I go to a dentist, chiropractor, and doctor. Guess how many of them send me postcard reminders for my routine care? You guessed it: Zero. Zilch. The big Goose Egg. Nada. None.
Your practice has likely relied heavily on the use of postcard reminders over the years, but how effective are they? Perhaps not surprisingly, evidence shows that they aren’t working very well anymore. And what’s worse is that most practices don’t know how to track whether they’re working at all. Why aren’t clients as responsive to this form of recall reminder as they used to be? There are a number of contributing factors to their decline, and below are the top 3 reasons that you should stop wasting your time & money on postcard reminders.
1. You’re getting lost in a sea of junk mail
Anybody else out there sort through their mail every day and, if it’s not an envelope, throw it all immediately into recycling? I doubt I’m the only one who does this. The glory days of postal marketing are over, which is one of the reasons the US Post Office is in the pickle they’re in. They’ve built their castle on direct mail marketing and were slow to adapt to newcomers like FedEx and UPS. While that’s the topic of another post, the underlying reason is highly relevant to our discussion here: smart marketers are realizing that direct mail is extremely expensive, especially compared to digital compliance tools.
If direct mail DID work, why would it be steadily declining for the last 10+ years? We in veterinary medicine should learn a lesson from the experts in other fields and stop kidding ourselves about the effectiveness of postcard reminders.
2. Digital behavior
When I graduated from veterinary school in the mid-nineties, there were a lot fewer channels competing for your clients’ attention. The average American consumer gets hit with 1500 marketing messages every day, and the internet explosion has given creative people new ways, like video, to grab consumers’ attention. Postcards add an extra step (i.e. I have to call to set up the appointment–Amazon doesn’t make me call. Neither does Uber or Cabelas.) and are easy to forget. Emails are better but only if they have the ability to request appointments that don’t require a phone call somewhere in the process.
Convenience is key! Your clients have gone digital and to capture their attention you need to go digital too. Forgetful clients need to be able to schedule those much needed appointments after practice hours, when that “Oh yeah! I forgot that Belle needs a nail trim..and I should probably have that lump checked out” moment happens. For example, in the VitusVet app, the overwhelming majority of appointment requests come through between 8pm and 7am. The busiest time on the app for appointment & refill requests? 5am.
3. Big costs. Low marginal return
To be candid, I am not saying that postcards never work. Clearly they can. There are some clients who get a postcard reminder in the mail and put it up on their refrigerator in order to remind them to make an appointment. But what I am saying is that, from a pure business standpoint, those few poor souls just aren’t worth what most practices are spending to reach them.
The problem is that you’re spending hundreds, even thousands of dollars a month on postcards when many of those people would have come in through some other means. That’s why the key to this reason lies in the phrase “low marginal return.” What do I mean by that? Marginal return is the return you get from postcards that you can’t get from digital means. If a client gets 3 emails and a text and still doesn’t make an appointment, a postcard isn’t going to make a difference, no matter how “well timed” it is. At that point, you either have to call them or hope they come in on their own (or maybe have them picked up by Uber). If you’re sending 1,000 reminders a month, between postage and the actual card itself, you’re talking about at least $1200 on an outdated reminder system. Every month.
Use modern alternatives to quickly solve this problem
It’s no secret that we love smartphones. And that’s not just an American phenomenon—it’s truly global. There are more smartphones than people on the planet, and that’s not likely to change anytime soon. Veterinary practices need to adapt to their clients’ changing communication preferences. They need to evolve their messaging toward wellness (and away from vaccines) and also evolve the very methods they use to reach these clients. Texting is one way to do this, although the FCC has very specific rules about how to do that without running afoul of the law.

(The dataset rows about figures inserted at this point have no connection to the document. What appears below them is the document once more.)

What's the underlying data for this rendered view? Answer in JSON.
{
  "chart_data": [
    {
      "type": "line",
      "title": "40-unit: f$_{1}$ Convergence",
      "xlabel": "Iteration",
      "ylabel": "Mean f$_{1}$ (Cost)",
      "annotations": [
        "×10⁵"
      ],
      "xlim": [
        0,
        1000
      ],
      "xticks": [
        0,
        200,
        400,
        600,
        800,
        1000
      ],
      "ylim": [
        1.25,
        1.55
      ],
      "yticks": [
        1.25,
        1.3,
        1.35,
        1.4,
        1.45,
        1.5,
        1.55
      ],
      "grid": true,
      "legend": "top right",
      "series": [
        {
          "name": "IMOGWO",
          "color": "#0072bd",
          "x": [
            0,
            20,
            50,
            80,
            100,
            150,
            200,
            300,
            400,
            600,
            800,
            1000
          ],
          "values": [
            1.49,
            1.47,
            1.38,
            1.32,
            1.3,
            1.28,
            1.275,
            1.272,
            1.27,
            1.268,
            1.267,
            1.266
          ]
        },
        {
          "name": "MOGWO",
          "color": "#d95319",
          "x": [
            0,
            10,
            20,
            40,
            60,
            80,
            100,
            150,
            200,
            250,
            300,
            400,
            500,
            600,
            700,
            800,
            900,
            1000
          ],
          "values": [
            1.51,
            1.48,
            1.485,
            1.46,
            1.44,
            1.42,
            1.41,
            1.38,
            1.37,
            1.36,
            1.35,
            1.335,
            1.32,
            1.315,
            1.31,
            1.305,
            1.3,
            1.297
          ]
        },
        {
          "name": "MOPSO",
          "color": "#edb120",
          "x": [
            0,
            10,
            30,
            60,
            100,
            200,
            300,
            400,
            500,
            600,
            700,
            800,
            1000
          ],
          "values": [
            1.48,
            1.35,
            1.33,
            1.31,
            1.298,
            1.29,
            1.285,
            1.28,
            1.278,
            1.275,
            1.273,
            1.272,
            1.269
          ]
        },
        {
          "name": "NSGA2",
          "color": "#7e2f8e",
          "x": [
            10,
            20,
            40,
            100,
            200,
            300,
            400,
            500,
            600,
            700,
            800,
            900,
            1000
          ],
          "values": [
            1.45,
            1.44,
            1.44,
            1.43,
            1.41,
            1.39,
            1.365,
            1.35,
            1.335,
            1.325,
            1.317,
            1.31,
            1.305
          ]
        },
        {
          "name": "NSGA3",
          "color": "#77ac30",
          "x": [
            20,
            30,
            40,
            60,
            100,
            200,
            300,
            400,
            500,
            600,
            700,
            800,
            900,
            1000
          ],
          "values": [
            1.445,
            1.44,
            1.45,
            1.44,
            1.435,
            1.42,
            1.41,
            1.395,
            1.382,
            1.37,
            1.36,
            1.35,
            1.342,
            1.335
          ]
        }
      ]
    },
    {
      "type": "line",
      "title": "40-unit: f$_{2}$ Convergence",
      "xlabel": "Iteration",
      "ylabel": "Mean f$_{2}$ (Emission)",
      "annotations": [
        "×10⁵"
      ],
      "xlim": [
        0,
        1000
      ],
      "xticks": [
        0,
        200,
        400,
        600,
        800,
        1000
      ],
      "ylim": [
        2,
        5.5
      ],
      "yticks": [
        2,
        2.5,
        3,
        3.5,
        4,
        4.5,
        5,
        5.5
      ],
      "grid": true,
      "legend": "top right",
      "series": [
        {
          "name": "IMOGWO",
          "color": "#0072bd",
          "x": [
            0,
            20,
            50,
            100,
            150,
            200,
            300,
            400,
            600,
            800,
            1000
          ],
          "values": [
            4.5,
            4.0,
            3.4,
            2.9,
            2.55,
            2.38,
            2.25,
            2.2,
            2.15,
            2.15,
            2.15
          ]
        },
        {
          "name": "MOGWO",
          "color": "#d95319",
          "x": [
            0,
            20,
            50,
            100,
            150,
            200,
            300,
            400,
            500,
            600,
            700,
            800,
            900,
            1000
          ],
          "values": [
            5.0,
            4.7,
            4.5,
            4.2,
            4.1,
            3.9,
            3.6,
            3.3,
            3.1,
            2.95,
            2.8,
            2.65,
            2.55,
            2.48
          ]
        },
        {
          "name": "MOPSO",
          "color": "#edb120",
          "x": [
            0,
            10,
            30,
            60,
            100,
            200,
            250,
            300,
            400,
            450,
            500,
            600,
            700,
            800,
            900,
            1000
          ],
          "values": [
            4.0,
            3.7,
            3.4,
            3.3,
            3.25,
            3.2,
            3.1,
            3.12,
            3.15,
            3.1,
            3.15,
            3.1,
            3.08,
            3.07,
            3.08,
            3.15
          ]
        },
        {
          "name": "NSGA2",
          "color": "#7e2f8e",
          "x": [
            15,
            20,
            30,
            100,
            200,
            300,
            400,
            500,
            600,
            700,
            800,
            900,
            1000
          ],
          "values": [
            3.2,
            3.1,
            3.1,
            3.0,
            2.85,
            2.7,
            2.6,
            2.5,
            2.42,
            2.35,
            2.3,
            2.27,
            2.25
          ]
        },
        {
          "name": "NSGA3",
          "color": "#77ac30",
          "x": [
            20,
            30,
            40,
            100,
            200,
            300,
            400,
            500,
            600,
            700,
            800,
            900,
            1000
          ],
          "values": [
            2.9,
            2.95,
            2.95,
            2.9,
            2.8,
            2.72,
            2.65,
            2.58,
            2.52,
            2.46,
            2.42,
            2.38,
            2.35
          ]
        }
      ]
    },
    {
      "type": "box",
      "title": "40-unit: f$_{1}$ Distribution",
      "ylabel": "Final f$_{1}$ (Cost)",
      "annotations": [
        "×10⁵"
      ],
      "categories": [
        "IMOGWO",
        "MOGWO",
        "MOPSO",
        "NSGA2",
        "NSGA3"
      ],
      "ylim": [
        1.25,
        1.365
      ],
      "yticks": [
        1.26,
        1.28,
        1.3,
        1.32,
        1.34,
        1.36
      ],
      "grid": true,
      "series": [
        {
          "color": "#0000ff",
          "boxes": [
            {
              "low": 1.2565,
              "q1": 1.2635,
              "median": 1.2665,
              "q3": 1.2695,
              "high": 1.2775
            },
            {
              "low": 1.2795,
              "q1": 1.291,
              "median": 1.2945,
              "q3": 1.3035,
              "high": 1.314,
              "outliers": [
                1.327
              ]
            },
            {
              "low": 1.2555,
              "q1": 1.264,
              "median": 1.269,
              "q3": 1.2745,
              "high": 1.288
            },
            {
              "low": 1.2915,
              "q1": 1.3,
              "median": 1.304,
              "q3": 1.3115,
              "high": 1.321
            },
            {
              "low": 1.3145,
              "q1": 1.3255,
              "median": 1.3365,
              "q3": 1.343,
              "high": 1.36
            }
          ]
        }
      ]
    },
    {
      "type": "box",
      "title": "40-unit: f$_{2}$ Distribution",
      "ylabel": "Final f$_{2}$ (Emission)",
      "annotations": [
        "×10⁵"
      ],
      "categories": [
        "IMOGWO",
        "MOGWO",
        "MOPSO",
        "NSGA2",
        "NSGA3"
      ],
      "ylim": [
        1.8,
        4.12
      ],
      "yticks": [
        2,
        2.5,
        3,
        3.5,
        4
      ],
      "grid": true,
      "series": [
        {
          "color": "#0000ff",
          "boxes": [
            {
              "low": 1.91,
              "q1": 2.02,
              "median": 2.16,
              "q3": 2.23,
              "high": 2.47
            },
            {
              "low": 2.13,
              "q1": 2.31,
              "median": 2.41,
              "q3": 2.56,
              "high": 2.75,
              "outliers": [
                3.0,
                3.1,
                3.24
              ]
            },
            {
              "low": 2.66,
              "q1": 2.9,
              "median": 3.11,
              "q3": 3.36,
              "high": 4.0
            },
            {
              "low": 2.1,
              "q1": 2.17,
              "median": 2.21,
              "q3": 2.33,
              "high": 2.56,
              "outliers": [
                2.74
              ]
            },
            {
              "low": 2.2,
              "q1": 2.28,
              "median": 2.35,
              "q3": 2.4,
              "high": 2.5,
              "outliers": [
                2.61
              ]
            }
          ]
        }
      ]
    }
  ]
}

Curiously, when people are on their smartphones, they actually spend 70% of their time in apps. To me, this means that the smartphone is the next piece of “real estate” that veterinarians need to occupy. Ten years ago we woke up to the need for a website, and five years ago it was Facebook and other forms of social media. But now in late 2016, what is your mobile strategy? How can you use the power of push notifications to add a significant boost to your reminder compliance? How can you use this powerful medium to help your clients and patients?
Remember, you can force a postcard reminder on your clients, but you can’t force them to download your app. You have to incentivize them to do so which means there has to be more in it for them than there is for you. If your message is, “Download our app because it will make it easier for you to spend money with us!” then you’re going to fail. Give your clients something of value that benefits them MORE than it benefits you, and you can plug the leaks in your compliance funnel. Good luck!